Hypoxia-related and immune phenotype-related fusion model for non-invasive prognostication of hepatocellular carcinoma treated by TACE: a multicentre study

Gut. 2026 Mar 30:gutjnl-2025-337938. doi: 10.1136/gutjnl-2025-337938. Online ahead of print.

Abstract

Background: Survival outcomes after transarterial chemoembolisation (TACE) vary in hepatocellular carcinoma (HCC) patients, and existing prognostic scores and imaging models often lack generalisability and biological interpretability.

Objective: To develop and validate a multimodal prognostication model for HCC that allows for a precise assessment of survival outcomes of HCC patients receiving TACE therapy.

Design: This study enrolled 1448 HCC patients, including a TACE cohort (n=1349), a biomarker subset from a randomised trial (n=41), a single-cell RNA sequencing cohort and The Cancer Genome Atlas (TCGA) HCC cohort (n=50). Pre-treatment contrast-enhanced CT images were used to construct deep learning and conventional radiomic models.
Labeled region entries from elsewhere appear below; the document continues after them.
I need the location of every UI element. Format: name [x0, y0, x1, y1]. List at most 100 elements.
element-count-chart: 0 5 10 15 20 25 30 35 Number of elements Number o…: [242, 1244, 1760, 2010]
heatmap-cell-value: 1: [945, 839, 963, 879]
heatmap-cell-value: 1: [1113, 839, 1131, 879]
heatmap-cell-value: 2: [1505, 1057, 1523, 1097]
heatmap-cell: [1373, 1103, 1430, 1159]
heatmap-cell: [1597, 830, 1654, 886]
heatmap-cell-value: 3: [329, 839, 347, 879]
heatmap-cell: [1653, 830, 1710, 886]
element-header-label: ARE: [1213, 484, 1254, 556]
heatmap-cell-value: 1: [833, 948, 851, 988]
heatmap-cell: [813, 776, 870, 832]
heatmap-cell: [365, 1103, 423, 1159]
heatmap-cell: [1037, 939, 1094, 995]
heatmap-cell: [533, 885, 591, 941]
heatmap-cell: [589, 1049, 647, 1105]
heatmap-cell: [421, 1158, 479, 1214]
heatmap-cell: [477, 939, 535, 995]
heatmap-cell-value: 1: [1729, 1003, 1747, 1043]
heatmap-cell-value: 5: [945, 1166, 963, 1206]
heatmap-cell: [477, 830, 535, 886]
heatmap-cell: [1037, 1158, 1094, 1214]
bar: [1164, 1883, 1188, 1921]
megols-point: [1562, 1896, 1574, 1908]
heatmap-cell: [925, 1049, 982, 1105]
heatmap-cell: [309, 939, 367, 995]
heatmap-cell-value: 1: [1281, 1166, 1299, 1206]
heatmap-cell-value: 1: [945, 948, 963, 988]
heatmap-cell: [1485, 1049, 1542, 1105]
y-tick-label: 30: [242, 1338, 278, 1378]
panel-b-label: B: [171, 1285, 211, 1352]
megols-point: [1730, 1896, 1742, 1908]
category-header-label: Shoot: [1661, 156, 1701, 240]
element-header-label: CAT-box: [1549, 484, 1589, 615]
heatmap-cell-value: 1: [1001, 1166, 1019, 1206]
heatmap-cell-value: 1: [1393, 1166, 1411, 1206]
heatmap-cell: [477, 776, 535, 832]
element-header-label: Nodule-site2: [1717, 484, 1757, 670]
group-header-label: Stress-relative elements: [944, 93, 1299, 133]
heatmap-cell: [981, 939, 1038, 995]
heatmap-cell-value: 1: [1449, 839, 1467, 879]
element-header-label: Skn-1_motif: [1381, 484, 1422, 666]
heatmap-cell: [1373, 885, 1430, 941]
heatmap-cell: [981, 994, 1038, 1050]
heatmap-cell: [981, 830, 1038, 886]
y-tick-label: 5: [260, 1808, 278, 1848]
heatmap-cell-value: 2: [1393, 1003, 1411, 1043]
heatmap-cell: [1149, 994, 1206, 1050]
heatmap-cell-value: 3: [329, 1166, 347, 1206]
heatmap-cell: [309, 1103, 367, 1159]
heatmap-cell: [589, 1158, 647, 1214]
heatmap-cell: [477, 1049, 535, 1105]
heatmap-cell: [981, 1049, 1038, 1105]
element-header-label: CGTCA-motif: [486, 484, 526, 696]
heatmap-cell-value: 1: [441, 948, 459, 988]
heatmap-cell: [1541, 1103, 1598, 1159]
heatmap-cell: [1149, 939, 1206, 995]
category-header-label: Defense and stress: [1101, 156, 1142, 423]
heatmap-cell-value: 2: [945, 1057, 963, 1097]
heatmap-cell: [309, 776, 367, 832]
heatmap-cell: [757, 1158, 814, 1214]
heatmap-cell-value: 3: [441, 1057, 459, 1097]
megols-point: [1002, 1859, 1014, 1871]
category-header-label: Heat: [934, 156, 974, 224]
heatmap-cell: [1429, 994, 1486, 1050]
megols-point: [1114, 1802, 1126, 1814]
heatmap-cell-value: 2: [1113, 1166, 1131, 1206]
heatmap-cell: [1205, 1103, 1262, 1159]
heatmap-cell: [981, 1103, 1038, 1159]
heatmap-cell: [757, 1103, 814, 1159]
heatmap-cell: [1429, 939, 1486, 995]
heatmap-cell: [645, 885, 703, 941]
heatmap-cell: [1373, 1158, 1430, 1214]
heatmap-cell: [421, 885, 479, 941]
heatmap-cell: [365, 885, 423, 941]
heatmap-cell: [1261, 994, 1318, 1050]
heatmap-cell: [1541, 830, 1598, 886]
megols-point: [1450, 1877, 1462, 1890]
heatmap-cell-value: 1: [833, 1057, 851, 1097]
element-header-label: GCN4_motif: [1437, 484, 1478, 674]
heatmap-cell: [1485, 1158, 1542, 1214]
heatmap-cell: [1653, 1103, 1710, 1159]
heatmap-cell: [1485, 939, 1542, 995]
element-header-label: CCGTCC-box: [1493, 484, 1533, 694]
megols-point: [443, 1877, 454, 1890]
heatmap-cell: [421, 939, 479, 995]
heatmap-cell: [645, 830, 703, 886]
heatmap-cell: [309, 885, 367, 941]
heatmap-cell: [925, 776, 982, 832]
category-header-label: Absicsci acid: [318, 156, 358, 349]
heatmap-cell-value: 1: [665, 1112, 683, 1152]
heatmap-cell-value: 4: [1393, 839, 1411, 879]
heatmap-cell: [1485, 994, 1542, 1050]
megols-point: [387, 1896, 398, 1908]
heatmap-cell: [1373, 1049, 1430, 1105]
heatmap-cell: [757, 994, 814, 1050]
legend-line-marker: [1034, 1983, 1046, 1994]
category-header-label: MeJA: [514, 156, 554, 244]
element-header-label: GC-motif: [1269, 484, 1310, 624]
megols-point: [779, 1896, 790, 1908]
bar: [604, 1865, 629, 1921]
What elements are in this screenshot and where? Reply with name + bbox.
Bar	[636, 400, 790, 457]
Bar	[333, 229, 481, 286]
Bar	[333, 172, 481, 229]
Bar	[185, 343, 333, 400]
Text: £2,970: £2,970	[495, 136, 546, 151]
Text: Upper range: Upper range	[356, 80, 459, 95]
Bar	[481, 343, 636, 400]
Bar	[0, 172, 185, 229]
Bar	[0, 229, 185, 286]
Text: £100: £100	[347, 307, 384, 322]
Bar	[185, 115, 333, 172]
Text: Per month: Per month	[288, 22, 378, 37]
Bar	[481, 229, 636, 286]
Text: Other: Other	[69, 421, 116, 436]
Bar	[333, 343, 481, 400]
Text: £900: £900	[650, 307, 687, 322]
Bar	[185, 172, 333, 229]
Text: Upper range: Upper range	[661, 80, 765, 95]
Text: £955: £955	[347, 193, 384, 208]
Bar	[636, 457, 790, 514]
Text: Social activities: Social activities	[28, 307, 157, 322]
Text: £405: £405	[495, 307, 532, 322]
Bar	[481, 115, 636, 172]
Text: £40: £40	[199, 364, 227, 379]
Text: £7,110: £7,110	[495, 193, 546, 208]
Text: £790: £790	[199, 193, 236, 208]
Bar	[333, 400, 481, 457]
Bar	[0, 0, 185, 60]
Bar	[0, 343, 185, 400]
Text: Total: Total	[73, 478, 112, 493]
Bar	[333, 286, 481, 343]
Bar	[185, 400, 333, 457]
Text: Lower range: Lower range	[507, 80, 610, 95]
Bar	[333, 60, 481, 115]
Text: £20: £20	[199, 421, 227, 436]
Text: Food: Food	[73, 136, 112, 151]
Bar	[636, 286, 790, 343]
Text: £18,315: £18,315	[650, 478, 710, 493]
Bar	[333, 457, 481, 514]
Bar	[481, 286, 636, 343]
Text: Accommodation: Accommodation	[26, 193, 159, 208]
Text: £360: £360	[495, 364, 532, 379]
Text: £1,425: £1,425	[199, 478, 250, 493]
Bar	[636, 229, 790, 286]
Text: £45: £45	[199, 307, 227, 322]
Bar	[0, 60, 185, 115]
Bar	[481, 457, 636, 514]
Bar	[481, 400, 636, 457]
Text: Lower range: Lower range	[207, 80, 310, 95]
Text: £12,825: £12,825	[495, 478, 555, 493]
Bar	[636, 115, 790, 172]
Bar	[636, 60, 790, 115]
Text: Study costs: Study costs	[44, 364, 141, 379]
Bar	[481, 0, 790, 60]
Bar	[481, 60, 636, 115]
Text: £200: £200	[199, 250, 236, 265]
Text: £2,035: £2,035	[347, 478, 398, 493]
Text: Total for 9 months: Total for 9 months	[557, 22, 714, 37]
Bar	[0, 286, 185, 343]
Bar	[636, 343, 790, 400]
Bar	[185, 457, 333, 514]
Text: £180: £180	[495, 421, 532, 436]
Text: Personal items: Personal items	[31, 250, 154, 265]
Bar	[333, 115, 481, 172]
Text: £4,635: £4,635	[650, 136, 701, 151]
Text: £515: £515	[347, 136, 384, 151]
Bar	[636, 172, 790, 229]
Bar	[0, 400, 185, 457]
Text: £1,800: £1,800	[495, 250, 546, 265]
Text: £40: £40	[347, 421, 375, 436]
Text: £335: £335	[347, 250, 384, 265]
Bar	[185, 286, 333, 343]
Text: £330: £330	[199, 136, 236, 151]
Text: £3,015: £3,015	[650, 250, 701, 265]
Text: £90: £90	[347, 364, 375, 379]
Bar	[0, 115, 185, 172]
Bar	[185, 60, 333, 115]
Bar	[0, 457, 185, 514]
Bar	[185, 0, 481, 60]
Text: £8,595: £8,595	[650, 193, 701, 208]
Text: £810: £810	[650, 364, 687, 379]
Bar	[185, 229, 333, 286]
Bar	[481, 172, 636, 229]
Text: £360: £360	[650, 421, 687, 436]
The early-fusion and late-fusion models (LFMs) were compared, and a clinical-radiologic model (CRM) was formed by integrating the better-performing LFM with clinical variables. Using TCGA data and single-cell transcriptomic profiles, the differences between high-score and low-score groups in tumour immune microenvironment, cellular functional states and key signalling pathways were investigated.

Results: The CRM effectively stratified patients' survival across multiple independent cohorts and achieved more granular risk stratification than the existing clinical models. Multi-omic analyses revealed that in the LFM high-score group, myelocytomatosis oncogene was activated, epithelial-mesenchymal transition enhanced, glycolysis upregulated and hypoxia pathway activated. Single-cell transcriptomic data confirmed that virtually all cell types in high-risk patients scored high in hypoxia, and cytotoxic T cells had a reduced cytotoxic activity.

Conclusion: The CRM model can non-invasively predict the prognosis of HCC patients treated by TACE therapy.

Keywords: AI (Artificial Intelligence); HEPATOCELLULAR CARCINOMA; INTERVENTIONAL RADIOLOGY; RADIOLOGY.